А в самом конце стола, примостившись боком между дьяконом и Головиным пьяницей, сидел молодой учитель чистописания. Он не смел качать председателя управы. Для этого он был слишком мелкая сошка и не имел даже крахмального белья.
Но он смотрел, как все лобызают златоуста и чокаются с ним, поливая шампанским его приятный круглый живот в белом пике, и весь горел и томился тоскливым вопросом:
— Отчего так? Отчего одним и слава, и талант? Отчего одним все, а другим ничего?
ПРАЧЕЧНАЯ
В городе еще душно.
Окна весь день открыты настежь, и весь наш огромный шестиэтажный дом живет одной общей жизнью.
Тайн никаких.
Если у кухарки из третьего этажа пережарилась говядина, то весь дом участвует в этом происшествии, по крайней мере, тремя чувствами. Слышит визги разгневанной барыни, обоняет кухонный чад и видит, как кухарка, высунувшись в окно, грозит кулаком безответным небесам.
Но все на свете имеет свой порядок и свое место.
Первое, что вы слышите, — это вопль из прачечной:
Мамашенька руга-а-ла-а-а!
Чи-иво я так грустна-а-а!
Вы не видите поющей, но и так знаете: петь должна рыжая прачка, потому что только из рыжего веснушчатого носа могут выходить на свет Божий такие звуки — и-и.
Это первое впечатление остается и подновляется весь день. Вся остальная жизнь проходит на фоне этого пения и окрашивается им. Жизнь — такая маленькая и урывчатая, а пение сплошное и бесконечное.
Конечно, бывают за день и более свежие впечатления, заглушающие прачку. Но надолго ли!

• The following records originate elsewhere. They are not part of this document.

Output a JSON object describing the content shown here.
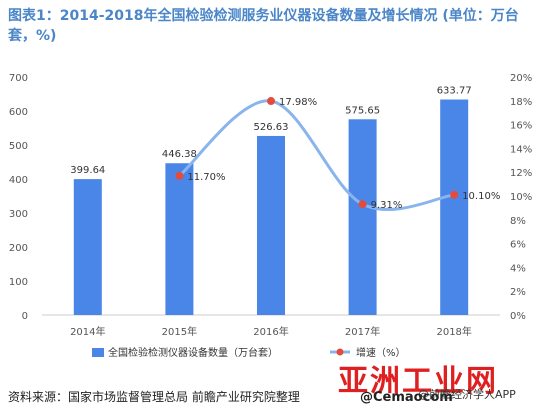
{
  "title": "图表1：2014-2018年全国检验检测服务业仪器设备数量及增长情况 (单位：万台套，%)",
  "source": "资料来源：国家市场监督管理总局 前瞻产业研究院整理",
  "watermark": {
    "logo": "亚洲工业网",
    "url": "@Cemaocom",
    "app": "@前瞻经济学人APP"
  },
  "colors": {
    "bar": "#4a86e8",
    "line": "#8ab4ee",
    "marker": "#e34c3c",
    "title": "#4a86c8"
  },
  "chart_data": {
    "type": "bar",
    "categories": [
      "2014年",
      "2015年",
      "2016年",
      "2017年",
      "2018年"
    ],
    "series": [
      {
        "name": "全国检验检测仪器设备数量（万台套）",
        "type": "bar",
        "axis": "left",
        "values": [
          399.64,
          446.38,
          526.63,
          575.65,
          633.77
        ],
        "labels": [
          "399.64",
          "446.38",
          "526.63",
          "575.65",
          "633.77"
        ]
      },
      {
        "name": "增速（%）",
        "type": "line",
        "axis": "right",
        "values": [
          null,
          11.7,
          17.98,
          9.31,
          10.1
        ],
        "labels": [
          "",
          "11.70%",
          "17.98%",
          "9.31%",
          "10.10%"
        ]
      }
    ],
    "y_left": {
      "min": 0,
      "max": 700,
      "ticks": [
        "0",
        "100",
        "200",
        "300",
        "400",
        "500",
        "600",
        "700"
      ]
    },
    "y_right": {
      "min": 0,
      "max": 20,
      "ticks": [
        "0%",
        "2%",
        "4%",
        "6%",
        "8%",
        "10%",
        "12%",
        "14%",
        "16%",
        "18%",
        "20%"
      ]
    },
    "legend_position": "bottom",
    "grid": false
  }
}
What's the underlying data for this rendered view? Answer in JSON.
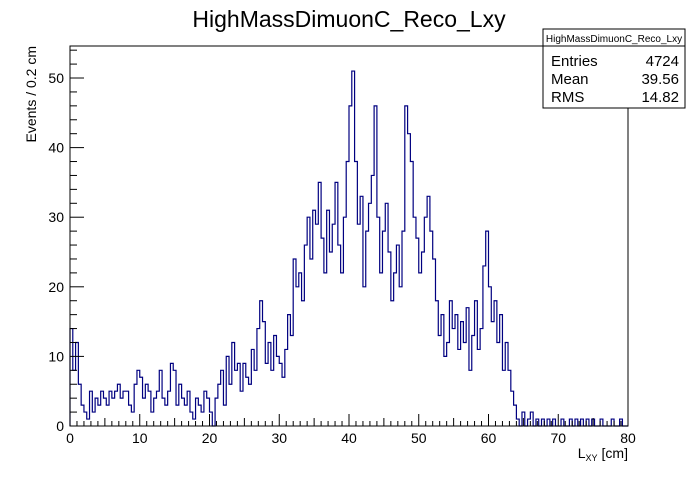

В восемь утра приходит во двор баба и звонко и долго убеждает нас, что слива—ягода.
— Слива — ягода, ягода!
Распространив эти заведомо ложные слухи, она уступает место какой-то ерунде с «ту-уфлями, чулками и нитками». А прачка все поет про мамашеньку. Между тем события назревают. Жизнь не ждет.
В третьем этаже кто-то выпил баринов коньяк, я вопли невинно заподозренных надрывают сердце. Только к вечеру выясняется, что коньяк вылился сам собой.
В два часа дня господин из бельэтажа начинает подозревать свою жену в неверности. Подозревает он ее вплоть до обеда, шумно, бурно, открыто. Излагает свои мотивы просто и ясно. Может быть, он вел бы себя иначе, если б прачка не пела в это время:
Там играла луна сы перекатнай валной-й-й
И шевелила та-ску ва груде маладой-й-й.
Теперь ее можно видеть еще лучше. Да, она рыжая, курносая. Она широко расставляет руки с красными локтями и раздутыми красными суставами пальцев. С них каплет мыльная пена.